Triunvirato de Circunstâncias


Os três homens que agora descansavam no largo da praça, sob a sombra das árvores e observando o tremular da grande bandeira, ainda chamavam a tenção dos transeuntes que passavam no largo nesse final de tarde. Três conhecidas personalidades da política local. Três imponentes figuras que ainda mobilizavam os ânimos e o cenário político nesse pequeno e pitoresco reino. Décadas de história foram escritas por essas mãos. Muitas páginas, vários rascunhos e inúmeros equívocos foram construídos enquanto eles haviam sido soberanos desse império. Cada qual deixara sua marca. Mas nenhuma marca poderia causar mais assombro ou desconforto do que ver esses três homens hoje juntos. Juntos, mas até quando?
- Que festança eles fizeram, hein? Parecia que a luta tinha se encerrado de vez. Eu confesso que me deu um frio no estômago quando ouvi todos aqueles foguetes e fogos. Achei que Justiça tinha sido definitiva. – relata Chucrute com a voz um tanto mais arrastada que o habitual.
- Quanto foguete! Que dinheirão jogado fora. Literalmente queimado. Não entendo como as pessoas desperdiçam dinheiro com essas bobagens. – lamenta Zangão, abanando a cabeça, inconformado.
- A luz luxuriante dos fogos e o ruído fragoroso dos foguetes não ocultarão por demasiado tempo o fato de que Justiça ainda não se posicionou em definitivo. – exclama, eloquente, o Alquimista, enquanto os outros dois o olhavam como que hipnotizados.
- O que importa agora é que a campanha está, pelo menos temporariamente, suspensa. Nós não podemos mais continuar nossa caminhada ou Justiça se voltará contra nós. – informa Zangão, o sisudo, abrindo um jornal e iniciando sua leitura.

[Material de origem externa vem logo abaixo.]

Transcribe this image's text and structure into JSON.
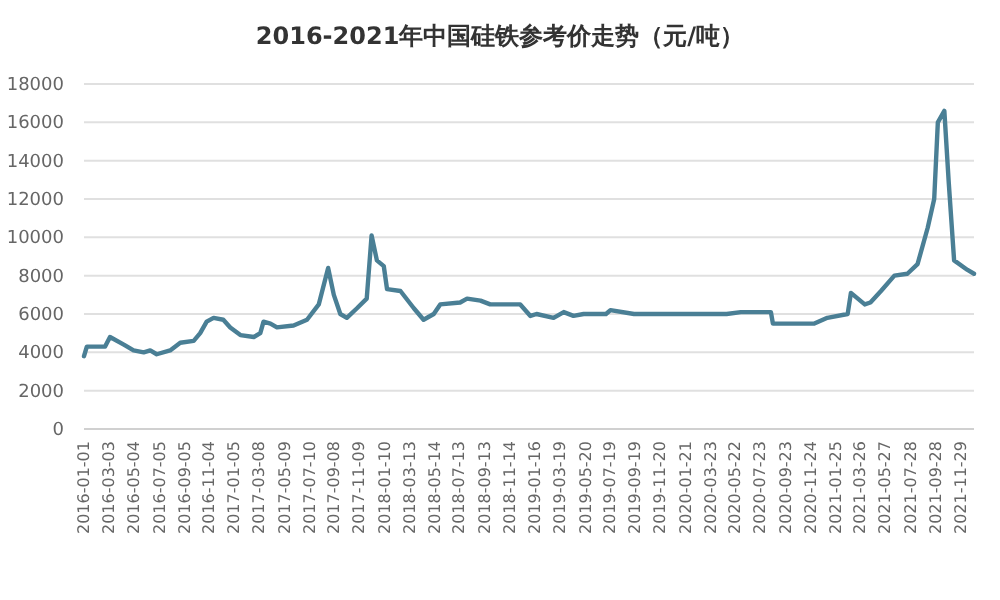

- É uma pena. Eu estava gostando tanto da companhia dos amigos. – lamenta Chucrute, passando os braços sobre os ombros dos outros dois sentados ao seu lado - Cada passo dessa caminhada foi um aprendizado para mim. Lembro-me até hoje de quando você, Alquimista, me iniciou nesse rumo da política. Lembro-me como se hoje fosse e ao me lembrar turvam-me os olhos de lágrimas. – continua comovido, provocando um rosnado de desagrado em Zangão.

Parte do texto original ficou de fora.